Country music borrowed the cowboy look from the singing cowboy movies of the 1930s and 1940s.

As noted, Bill Monroe was an early adopter, but Hank Williams really sealed the deal-- an Alabama native wearing a big cowboy hat and calling his band the Drifting Cowboys. After Hank, most country stars went with the western look.

It was natural, I guess. There was always a lot of migration and cultural cross-pollination going on between the deep South and the Southwest.

But into which category would you place Conway Twitty? Plastic hair swept back beautifully, baby blue leisure suit with lapels the size of placemats. What a look!

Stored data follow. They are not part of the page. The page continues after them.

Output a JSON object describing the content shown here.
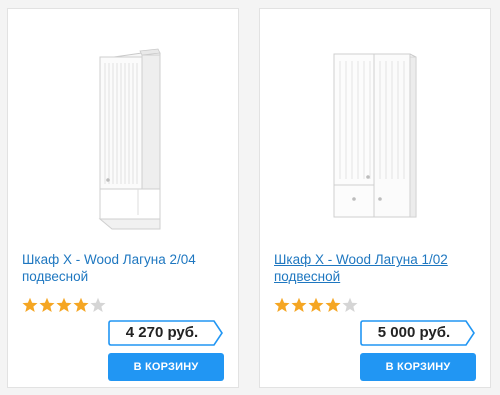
{
  "products": [
    {
      "name": "Шкаф X - Wood Лагуна 2/04 подвесной",
      "rating": 4,
      "rating_max": 5,
      "price": "4 270 руб.",
      "buy_label": "В КОРЗИНУ"
    },
    {
      "name": "Шкаф X - Wood Лагуна 1/02 подвесной",
      "rating": 4,
      "rating_max": 5,
      "price": "5 000 руб.",
      "buy_label": "В КОРЗИНУ"
    }
  ],
  "colors": {
    "link": "#1e77c0",
    "star_filled": "#f5a623",
    "star_empty": "#d5d5d5",
    "button": "#2196f3",
    "price_border": "#2196f3"
  }
}
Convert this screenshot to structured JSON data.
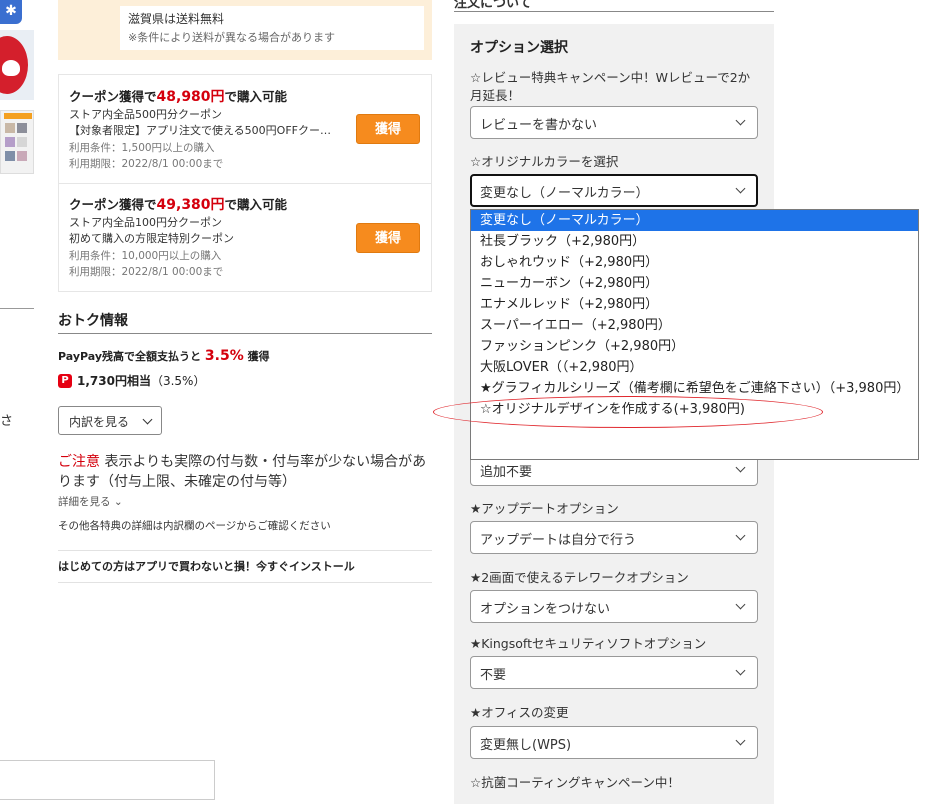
{
  "shipping": {
    "line1": "滋賀県は送料無料",
    "line2": "※条件により送料が異なる場合があります"
  },
  "coupons": [
    {
      "title_prefix": "クーポン獲得で",
      "price": "48,980円",
      "title_suffix": "で購入可能",
      "desc1": "ストア内全品500円分クーポン",
      "desc2": "【対象者限定】アプリ注文で使える500円OFFクー…",
      "cond": "利用条件：1,500円以上の購入",
      "period": "利用期限：2022/8/1 00:00まで",
      "button": "獲得"
    },
    {
      "title_prefix": "クーポン獲得で",
      "price": "49,380円",
      "title_suffix": "で購入可能",
      "desc1": "ストア内全品100円分クーポン",
      "desc2": "初めて購入の方限定特別クーポン",
      "cond": "利用条件：10,000円以上の購入",
      "period": "利用期限：2022/8/1 00:00まで",
      "button": "獲得"
    }
  ],
  "otoku": {
    "title": "おトク情報",
    "paypay_prefix": "PayPay残高で全額支払うと",
    "paypay_pct": "3.5%",
    "paypay_suffix": "獲得",
    "pp_icon": "P",
    "amount": "1,730円相当",
    "amount_pct": "（3.5%）",
    "breakdown_btn": "内訳を見る",
    "caution_head": "ご注意",
    "caution_body": " 表示よりも実際の付与数・付与率が少ない場合があります（付与上限、未確定の付与等）",
    "detail_link": "詳細を見る ⌄",
    "other_note": "その他各特典の詳細は内訳欄のページからご確認ください",
    "app_line": "はじめての方はアプリで買わないと損！今すぐインストール"
  },
  "left": {
    "sa": "さ",
    "bt_icon": "✱"
  },
  "options": {
    "header_cut": "注文について",
    "title": "オプション選択",
    "review_label": "☆レビュー特典キャンペーン中！Wレビューで2か月延長！",
    "review_value": "レビューを書かない",
    "color_label": "☆オリジナルカラーを選択",
    "color_value": "変更なし（ノーマルカラー）",
    "color_options": [
      "変更なし（ノーマルカラー）",
      "社長ブラック（+2,980円）",
      "おしゃれウッド（+2,980円）",
      "ニューカーボン（+2,980円）",
      "エナメルレッド（+2,980円）",
      "スーパーイエロー（+2,980円）",
      "ファッションピンク（+2,980円）",
      "大阪LOVER（（+2,980円）",
      "★グラフィカルシリーズ（備考欄に希望色をご連絡下さい）（+3,980円）",
      "☆オリジナルデザインを作成する(+3,980円)"
    ],
    "hidden_select_value": "追加不要",
    "update_label": "★アップデートオプション",
    "update_value": "アップデートは自分で行う",
    "telework_label": "★2画面で使えるテレワークオプション",
    "telework_value": "オプションをつけない",
    "kingsoft_label": "★Kingsoftセキュリティソフトオプション",
    "kingsoft_value": "不要",
    "office_label": "★オフィスの変更",
    "office_value": "変更無し(WPS)",
    "antibac_label": "☆抗菌コーティングキャンペーン中！"
  },
  "colors": {
    "accent_orange": "#f68b1e",
    "price_red": "#d4000d",
    "dropdown_highlight": "#1e73e8",
    "annotation_red": "#e0282e",
    "panel_bg": "#f1f1f1",
    "shipping_bg": "#fdefd9"
  }
}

His music transcended country…<hic>

<OK Andy, lock me up!>

The only hat I’ve ever seen Jimmy Buffet wearing is a baseball cap. I don’t know when he started wearing them, but I imagine it’s a while ago.

I am certainly not a Jimmy Buffet expert (I have seen him play twice at a couple of large music festivals over the years, and mostly enjoyed it, for what it was) but I don’t think his music has ever been seriously described as “Country”…

Well he does have a song on the Urban Cowboy soundtrack. In fact it’s the first cut on the album…“Hello Texas”.

ETA: From Buffet’s wiki page: "Buffett himself and others have used the term gulf and western to describe his musical style ".

There are lots of country artists who never adopted that ‘cowboy’ look, such as Charlie Pride, John Denver, Conway Twitty (as already mentioned) and George Jones to name a few.

Hey, there’s nothing more country than driving your John Deere mower to the liquor store, because your license has been suspended for DUI’s.

Was he wearing a tractor hat? :slight_smile:

I think actual working cowboys have been wearing ball caps as working hats for quite a while. Good cowboys hats are too expensive for a working hat. They are more of a Friday and Saturday night hat.

The “cowboy look”, codified by a cowboy hat, A western button down shirt, big rodeo belt buckle, 13MWZs, and cowboy boots was popularized by George Strait in the early 80s. When Garth Brooks, Clint Black, and the like came around in the late 80s, they copied him. Which led to a wave of look-alike “hat acts”. This is what most people these days think of when they think of a country singer, most likely.

Actually that look goes back to the 1980 Urban Cowboy looked. I actually grew in Nashville and before then the Roy Roger’s look was more commonplace.

At least the Urban Cowboy look was an improvement over the Saturday Night Fever look.